The month-long drama was set to end after Nicholas Berggruen, the billionaire investor planning to take over the company, announced Thursday night that a deal had been struck with the real estate consortium Highstreet over the rent on Karstadt’s 120 properties.
The deal brings Berggruen’s purchase of the firm, which declared it was insolvent last year, a step closer, bringing further hope that Karstadt will not need to be liquidated.
“Everything that needed saying has been said,” Berggruen told employees at a Karstadt store on Berlin’s Kurfürstendamm. “But the signatures have to be gathered. Only then will we be ready.”
The future of Karstadt’s 25,000 employees in Germany has been in doubt since the company became insolvent in the summer of 2009 when its parent company, retail and tourism giant Arcandor, went bust.

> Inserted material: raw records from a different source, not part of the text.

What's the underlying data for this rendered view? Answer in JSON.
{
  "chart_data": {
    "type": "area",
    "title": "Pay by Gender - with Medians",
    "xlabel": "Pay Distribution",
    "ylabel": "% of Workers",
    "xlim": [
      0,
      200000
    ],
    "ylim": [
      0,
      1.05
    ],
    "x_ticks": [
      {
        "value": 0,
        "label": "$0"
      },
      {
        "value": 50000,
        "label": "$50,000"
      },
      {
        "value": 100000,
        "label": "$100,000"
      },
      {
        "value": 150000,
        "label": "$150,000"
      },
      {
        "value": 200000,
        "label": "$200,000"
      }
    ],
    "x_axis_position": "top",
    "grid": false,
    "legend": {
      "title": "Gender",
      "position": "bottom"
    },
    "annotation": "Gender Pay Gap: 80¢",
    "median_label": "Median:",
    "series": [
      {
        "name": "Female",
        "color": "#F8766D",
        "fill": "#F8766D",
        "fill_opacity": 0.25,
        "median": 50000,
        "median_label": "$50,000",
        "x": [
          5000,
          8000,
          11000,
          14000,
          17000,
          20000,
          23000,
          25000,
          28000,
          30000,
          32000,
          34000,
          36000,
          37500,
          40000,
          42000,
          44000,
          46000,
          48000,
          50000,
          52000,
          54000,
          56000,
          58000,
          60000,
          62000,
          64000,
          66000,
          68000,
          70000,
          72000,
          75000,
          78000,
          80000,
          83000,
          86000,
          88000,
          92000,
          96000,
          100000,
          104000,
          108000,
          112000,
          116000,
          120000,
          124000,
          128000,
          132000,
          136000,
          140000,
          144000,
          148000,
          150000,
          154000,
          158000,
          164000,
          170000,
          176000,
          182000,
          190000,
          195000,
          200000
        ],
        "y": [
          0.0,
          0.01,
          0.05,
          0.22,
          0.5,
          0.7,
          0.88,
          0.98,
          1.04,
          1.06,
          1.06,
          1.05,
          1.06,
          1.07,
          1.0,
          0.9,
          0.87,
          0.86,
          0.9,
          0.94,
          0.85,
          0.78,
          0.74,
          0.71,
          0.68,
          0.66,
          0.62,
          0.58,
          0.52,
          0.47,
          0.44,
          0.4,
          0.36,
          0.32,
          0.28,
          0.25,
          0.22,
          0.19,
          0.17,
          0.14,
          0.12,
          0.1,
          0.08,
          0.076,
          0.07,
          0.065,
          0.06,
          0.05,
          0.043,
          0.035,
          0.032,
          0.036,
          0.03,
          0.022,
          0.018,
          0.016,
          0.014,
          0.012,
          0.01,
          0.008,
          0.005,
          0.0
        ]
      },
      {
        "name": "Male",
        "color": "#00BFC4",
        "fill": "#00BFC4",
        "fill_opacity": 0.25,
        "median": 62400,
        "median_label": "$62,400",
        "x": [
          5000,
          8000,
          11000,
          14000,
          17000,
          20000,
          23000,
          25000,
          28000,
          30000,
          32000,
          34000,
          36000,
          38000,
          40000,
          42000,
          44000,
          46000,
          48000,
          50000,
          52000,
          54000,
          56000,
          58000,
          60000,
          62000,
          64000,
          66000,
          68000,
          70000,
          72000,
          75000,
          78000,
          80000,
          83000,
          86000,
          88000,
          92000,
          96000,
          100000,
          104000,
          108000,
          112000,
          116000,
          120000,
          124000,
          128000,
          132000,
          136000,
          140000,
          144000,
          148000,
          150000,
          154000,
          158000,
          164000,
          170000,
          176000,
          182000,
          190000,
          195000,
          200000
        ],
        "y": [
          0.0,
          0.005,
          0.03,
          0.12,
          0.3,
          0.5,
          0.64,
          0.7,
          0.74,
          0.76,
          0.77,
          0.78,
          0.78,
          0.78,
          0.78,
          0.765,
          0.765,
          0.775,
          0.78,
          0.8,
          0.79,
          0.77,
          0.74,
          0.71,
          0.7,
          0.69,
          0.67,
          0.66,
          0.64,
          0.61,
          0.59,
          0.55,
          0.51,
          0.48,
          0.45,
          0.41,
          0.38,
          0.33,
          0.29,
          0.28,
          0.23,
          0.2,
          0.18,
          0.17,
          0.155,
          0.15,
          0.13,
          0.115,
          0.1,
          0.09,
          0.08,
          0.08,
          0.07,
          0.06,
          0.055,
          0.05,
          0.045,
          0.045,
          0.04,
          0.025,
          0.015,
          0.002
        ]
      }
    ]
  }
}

Sources close to the negotiations told news agency DDP that the only thing left was “one of the signatures that counts” and that it was “realistic” that the matter would be dealt with by the Essen administrative court – which has been handling the dispute – before midday.
The Highstreet partnership, which is Karstadt’s biggest landlord, said its creditors had approved new rental conditions for the retailer at a meeting Thursday in London, according to news agency Bloomberg.
The court deadline for the completion of the Karstadt takeover ends Friday.
Insolvency administrator Klaus Hubert Görg and Labour Minister Ursula von der Leyen also expressed optimism.
“As yet the agreements are not all signed and confirmed … but we’re getting to the point where we can reasonably have hope that it won’t come to a liquidation of Karstadt,” von der Leyen said.